Over the years despite weak growth in wages, the growth in household credit and the strong housing market has led the consumers to spend. Also, a positive CAGR is expected to be seen by Australian retailing sectors until 2023. Three retail sector stocks, out of which two (WOW and COL) comes under defensive category stocks and one is moving towards it, are discussed as follows:
WOOLWORTHS GROUP LIMITED (ASX: WOW) – Since June 2016, Woolworths as a place to shop has increased by +15. The company had a revenue change of positive 3.4% to $56.7b, and the EBIT increased by +9.5% to $2,548 million. The company achieved an exciting return on fund employed with a 188bps increase to 24.1%. The group’s dividend per share also increased by 22.6% to reach 103c. The company received an online growth over 30% following investment in AU and NZ Food and investment in New Zealand food is driving improved customer and sales outcomes. The company has a decent P/E of 22.040 and EPS of 1.326 AUD as compared to peer basket. The stock price went down by 1.676% to $28.740. The stock witnessed an 8.78% surge in the performance in the past 12 months.
COLES GROUP LIMITED (ASX: COL) – The company remains the biggest competitor of Woolworths. The company has been given a positive and stable outlook from public credit ratings of BBB+ from Standard & Poors and Baa1 from Moody’s. These ratings are driven by Coles’ strong balance sheet, market-leading position in growing and resilient markets and attractive cash generation characteristics. The company also lately performed an arrangement for the demerger of Coles Group Limited from Wesfarmers and the number of Coles fully paid ordinary shares on issue is 1,333,929,696. To support the strategic and operational objectives, Coles has a strong balance sheet which will provide funding capacity. The stock price went down by 0.873% to $12.490. The stock witnessed an 8.43% surge in the performance in the past one week.
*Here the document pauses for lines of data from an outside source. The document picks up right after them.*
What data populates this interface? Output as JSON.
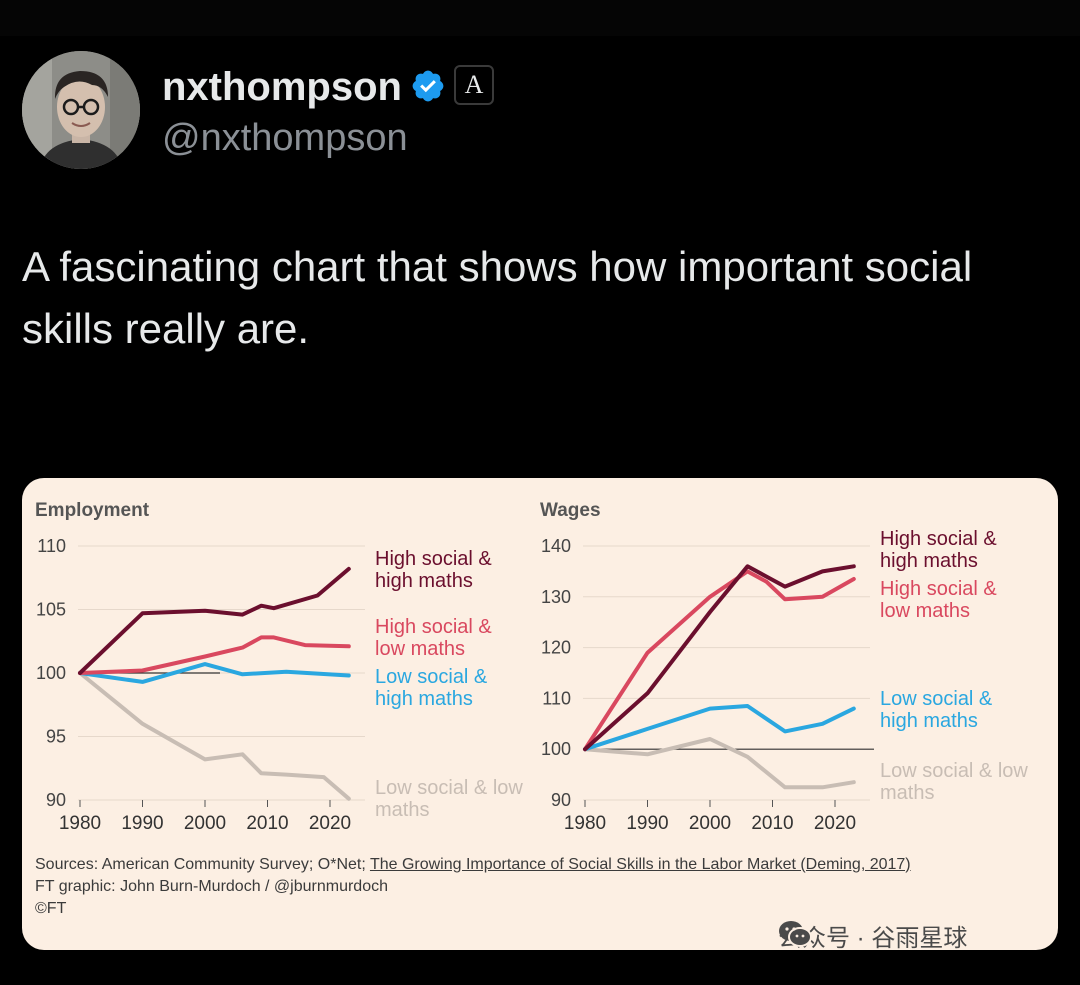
{
  "tweet": {
    "display_name": "nxthompson",
    "handle": "@nxthompson",
    "affiliate_badge": "A",
    "text": "A fascinating chart that shows how important social skills really are."
  },
  "icons": {
    "avatar": "profile-photo",
    "verified": "verified-badge-icon",
    "affiliate": "publication-affiliate-badge",
    "watermark": "wechat-icon"
  },
  "colors": {
    "background": "#000000",
    "chart_background": "#fcefe3",
    "verified": "#1d9bf0",
    "high_social_high_maths": "#6b0f2e",
    "high_social_low_maths": "#d9485f",
    "low_social_high_maths": "#2aa7e0",
    "low_social_low_maths": "#c8bdb4"
  },
  "chart_data": [
    {
      "type": "line",
      "title": "Employment",
      "ylim": [
        90,
        110
      ],
      "yticks": [
        "110",
        "105",
        "100",
        "95",
        "90"
      ],
      "xlim": [
        1980,
        2024
      ],
      "xticks": [
        "1980",
        "1990",
        "2000",
        "2010",
        "2020"
      ],
      "baseline": 100,
      "series": [
        {
          "name": "High social & high maths",
          "label_lines": [
            "High social &",
            "high maths"
          ],
          "color": "#6b0f2e",
          "x": [
            1980,
            1990,
            2000,
            2006,
            2009,
            2011,
            2018,
            2023
          ],
          "values": [
            100,
            104.7,
            104.9,
            104.6,
            105.3,
            105.1,
            106.1,
            108.2
          ]
        },
        {
          "name": "High social & low maths",
          "label_lines": [
            "High social &",
            "low maths"
          ],
          "color": "#d9485f",
          "x": [
            1980,
            1990,
            2000,
            2006,
            2009,
            2011,
            2016,
            2023
          ],
          "values": [
            100,
            100.2,
            101.3,
            102.0,
            102.8,
            102.8,
            102.2,
            102.1
          ]
        },
        {
          "name": "Low social & high maths",
          "label_lines": [
            "Low social &",
            "high maths"
          ],
          "color": "#2aa7e0",
          "x": [
            1980,
            1990,
            2000,
            2006,
            2013,
            2023
          ],
          "values": [
            100,
            99.3,
            100.7,
            99.9,
            100.1,
            99.8
          ]
        },
        {
          "name": "Low social & low maths",
          "label_lines": [
            "Low social & low",
            "maths"
          ],
          "color": "#c8bdb4",
          "x": [
            1980,
            1990,
            2000,
            2006,
            2009,
            2013,
            2019,
            2023
          ],
          "values": [
            100,
            96.0,
            93.2,
            93.6,
            92.1,
            92.0,
            91.8,
            90.1
          ]
        }
      ]
    },
    {
      "type": "line",
      "title": "Wages",
      "ylim": [
        90,
        140
      ],
      "yticks": [
        "140",
        "130",
        "120",
        "110",
        "100",
        "90"
      ],
      "xlim": [
        1980,
        2024
      ],
      "xticks": [
        "1980",
        "1990",
        "2000",
        "2010",
        "2020"
      ],
      "baseline": 100,
      "series": [
        {
          "name": "High social & high maths",
          "label_lines": [
            "High social &",
            "high maths"
          ],
          "color": "#6b0f2e",
          "x": [
            1980,
            1990,
            2000,
            2006,
            2009,
            2012,
            2018,
            2023
          ],
          "values": [
            100,
            111,
            127,
            136,
            134,
            132,
            135,
            136
          ]
        },
        {
          "name": "High social & low maths",
          "label_lines": [
            "High social &",
            "low maths"
          ],
          "color": "#d9485f",
          "x": [
            1980,
            1990,
            2000,
            2006,
            2009,
            2012,
            2018,
            2023
          ],
          "values": [
            100,
            119,
            130,
            135,
            133,
            129.5,
            130,
            133.5
          ]
        },
        {
          "name": "Low social & high maths",
          "label_lines": [
            "Low social &",
            "high maths"
          ],
          "color": "#2aa7e0",
          "x": [
            1980,
            1990,
            2000,
            2006,
            2012,
            2018,
            2023
          ],
          "values": [
            100,
            104,
            108,
            108.5,
            103.5,
            105,
            108
          ]
        },
        {
          "name": "Low social & low maths",
          "label_lines": [
            "Low social & low",
            "maths"
          ],
          "color": "#c8bdb4",
          "x": [
            1980,
            1990,
            2000,
            2006,
            2012,
            2018,
            2023
          ],
          "values": [
            100,
            99,
            102,
            98.5,
            92.5,
            92.5,
            93.5
          ]
        }
      ]
    }
  ],
  "sources": {
    "line1_prefix": "Sources: American Community Survey; O*Net; ",
    "line1_link": "The Growing Importance of Social Skills in the Labor Market (Deming, 2017)",
    "line2": "FT graphic: John Burn-Murdoch / @jburnmurdoch",
    "line3": "©FT"
  },
  "watermark": {
    "text": "公众号 · 谷雨星球"
  }
}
MYER HOLDINGS LIMITED (ASX: MYR) – The speculation is that Noni B is close to overtaking Myer. The company has however appointed a new CEO, John King, and made a significant number of appointments in management. With a focus on enhancing product quality across the company, it has announced that all clearance floors will close in calendar 2019. Company’s total sales declined by 3.2% to $3.1 billion and were down 2.7% on a comparable store’s basis, but total online sales reached $239.4 million. The operating gross profit margin increased to 38.2% while gross operating profit declined by 2.9% to $1.2 billion which is not a positive sign. However, the first quarter online sales of FY19 grew by 3.6%. The stock price went down by 2.5% to $0.390 which is close to its 52-week low. The stock witnessed a 48.05% decline in performance in the past 12 months.